US calls Switzerland, Vietnam currency manipulators in a Trump parting shot

US calls Switzerland, Vietnam currency manipulators in a Trump parting shot

WASHINGTON--The Trump administration labeled Switzerland and Vietnam currency manipulators on Wednesday, in another parting shot at trading partners that could complicate matters for U.S. President-elect Joe Biden's incoming team.

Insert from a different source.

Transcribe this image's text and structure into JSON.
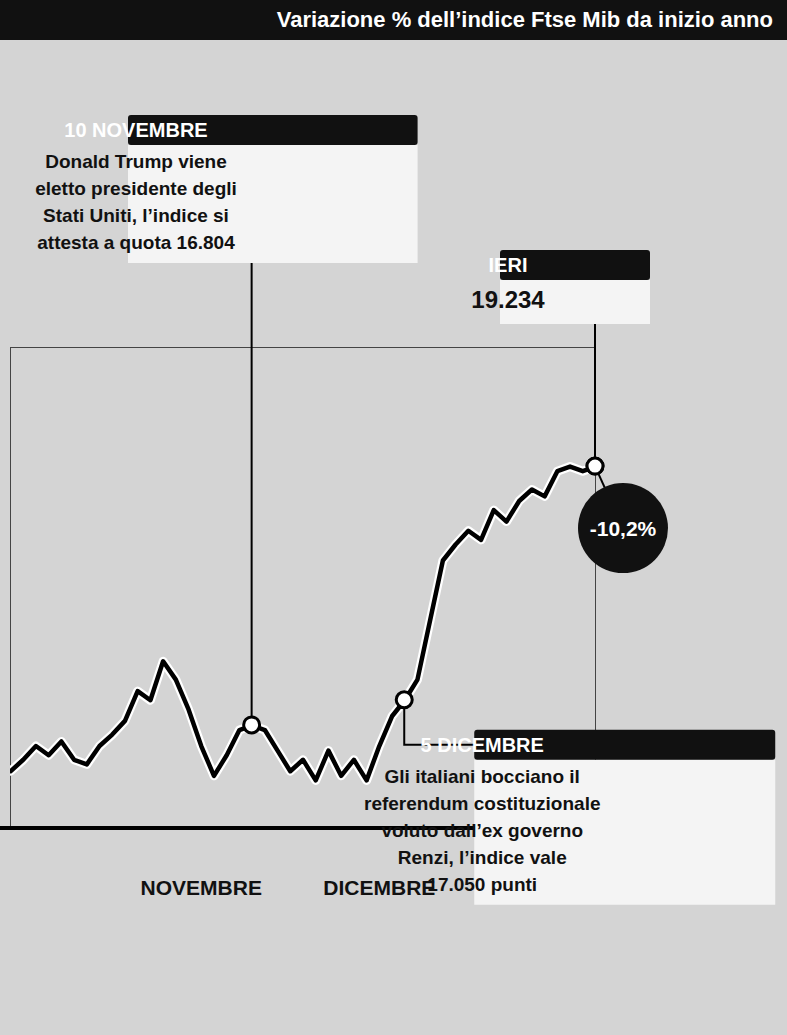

In a long-overdue report, the U.S. Treasury also added India, Thailand and Taiwan to a list of countries it says may be deliberately devaluing their currencies against the dollar.
The COVID-19 pandemic has skewed trade flows and widened U.S. deficits with trading partners, an irritant to outgoing President Donald Trump, who won office four years ago partly on a promise to close the U.S. trade gap.
The Swiss National Bank said it does not manipulate its currency and "remains willing to intervene more strongly in the foreign exchange market." Vietnam's trade ministry declined to comment.
The manipulator labels will ramp up pressure on Biden before he takes over, Per Hammered, chief emerging markets strategist at SEB in Stockholm, said. "You set the agenda and force him (Biden) into positions that he will have to get out of somehow," Hammered said.
A U.S. Treasury official said Biden's transition team had not been briefed, adding: "They are not implicated in this."
U.S. Treasury Secretary nominee Janet Yellen could alter the findings in her first currency report, which is due in April. A spokesman for Biden's team did not respond to a request for comment.
The President-elect's team has been critical of other moves by U.S. Treasury Secretary Steven Mnuchin, including ending some Federal Reserve pandemic lending programmes. Mnuchin said in a statement that the Treasury "has taken a strong step today to safeguard economic growth and opportunity for American workers and businesses."
China, labelled by Mnuchin as a currency manipulator in August 2019 at the height of trade tensions, was kept on the Treasury's monitoring list due to its high trade surplus with the United States. Mnuchin lifted the designation in January, two days before the world's two largest economies signed a "Phase 1" trade deal.
Countries must at least have a $20 billion-plus bilateral trade surplus with the United States, foreign currency intervention exceeding 2% of gross domestic product and a global current account surplus exceeding 2% of GDP to be labelled a manipulator. Vietnam and Switzerland far exceeded these criteria, with foreign exchange interventions of 5% and 14% of GDP respectively
The report said that at least part of Vietnam's intervention was aimed at pushing down the dong for a trade advantage, while at least part of Switzerland's action was aimed at pushing down the Swiss franc to prevent effective balance of payments adjustments. The Treasury said Switzerland's foreign exchange intervention totaled 14% of GDP.